If you find yourself wandering into any coffee roastery worldwide you will be greeted with the intoxicating aroma of fresh coffee and the sounds of endless slurping. This slurping is one of the most important aspect of producing great quality coffee. It is the technique we use to evaluate coffee and it is called cupping. Cupping used by producers, buyers and roasters around the world check the quality of coffee and assess aspects such as cleanness, sweetness, acidity, mouthfeel and aftertaste.
Cupping involves using a spoon to sample a coffee brewed in a cup in a standardised way, taking a good slurp and then if needed spitting it out.

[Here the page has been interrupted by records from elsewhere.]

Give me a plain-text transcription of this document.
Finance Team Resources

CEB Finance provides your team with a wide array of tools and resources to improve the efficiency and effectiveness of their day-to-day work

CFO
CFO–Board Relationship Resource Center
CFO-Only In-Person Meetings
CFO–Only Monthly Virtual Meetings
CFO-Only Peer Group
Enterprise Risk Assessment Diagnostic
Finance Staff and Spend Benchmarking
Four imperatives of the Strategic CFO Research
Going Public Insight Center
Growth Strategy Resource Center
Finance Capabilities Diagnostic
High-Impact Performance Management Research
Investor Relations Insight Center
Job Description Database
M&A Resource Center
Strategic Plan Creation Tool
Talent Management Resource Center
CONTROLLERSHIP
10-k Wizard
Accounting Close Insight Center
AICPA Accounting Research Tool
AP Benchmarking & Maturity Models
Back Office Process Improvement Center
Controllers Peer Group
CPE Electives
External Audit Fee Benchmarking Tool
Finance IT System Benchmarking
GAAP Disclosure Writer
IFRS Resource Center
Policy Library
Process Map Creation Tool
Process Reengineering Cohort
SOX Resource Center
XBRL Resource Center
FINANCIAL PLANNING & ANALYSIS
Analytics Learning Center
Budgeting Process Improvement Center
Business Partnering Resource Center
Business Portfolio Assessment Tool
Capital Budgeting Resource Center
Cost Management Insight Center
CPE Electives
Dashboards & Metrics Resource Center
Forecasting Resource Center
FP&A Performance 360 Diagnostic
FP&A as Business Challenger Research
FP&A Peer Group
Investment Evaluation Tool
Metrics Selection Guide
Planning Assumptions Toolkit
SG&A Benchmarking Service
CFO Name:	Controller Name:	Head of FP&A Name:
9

Some of the flavour notes of coffee include fruity (such as blackberry, raisin or peach), spices (pepper, cinnamon), sweet (maple syrup, vanilla), floral (jasmine, rose), cereal (malt, grain). Cupping accurately is a skill that can take a long time to learn (and some people are better at discriminating different tastes than others). But learning the basics of how to cup coffee will enrich your coffee drinking experiences and help you appreciate your coffee more.
What do you need for cupping?
Glasses or cups
Cupping spoons, similar to soup spoons
Coarsely grind 11g of coffee.
Smell the ground coffee to experience the dry fragrance.
Add 200g of just off the boil water and steep for 4 minutes.
Smell the wet aroma
After 4 minutes briskly stir the crust of the coffee so that it settles and stops brewing. Use a pair of spoons to remove any crust that remains floating on top.
Taste the coffee using a spoon as it cools.
Describe the fragrance, aroma, acidity, flavour and finish (aftertaste) of each coffee.
The flavours of the coffees change as they cool because our ability to taste depends on the temperature. So we often do a few rounds of tasting the coffees on the table.
At Stash Coffee we cup every batch of coffee that we roast, to ensure that each roast meets our stringent quality control. We also cup because we keep learning and challenging ourselves to improve.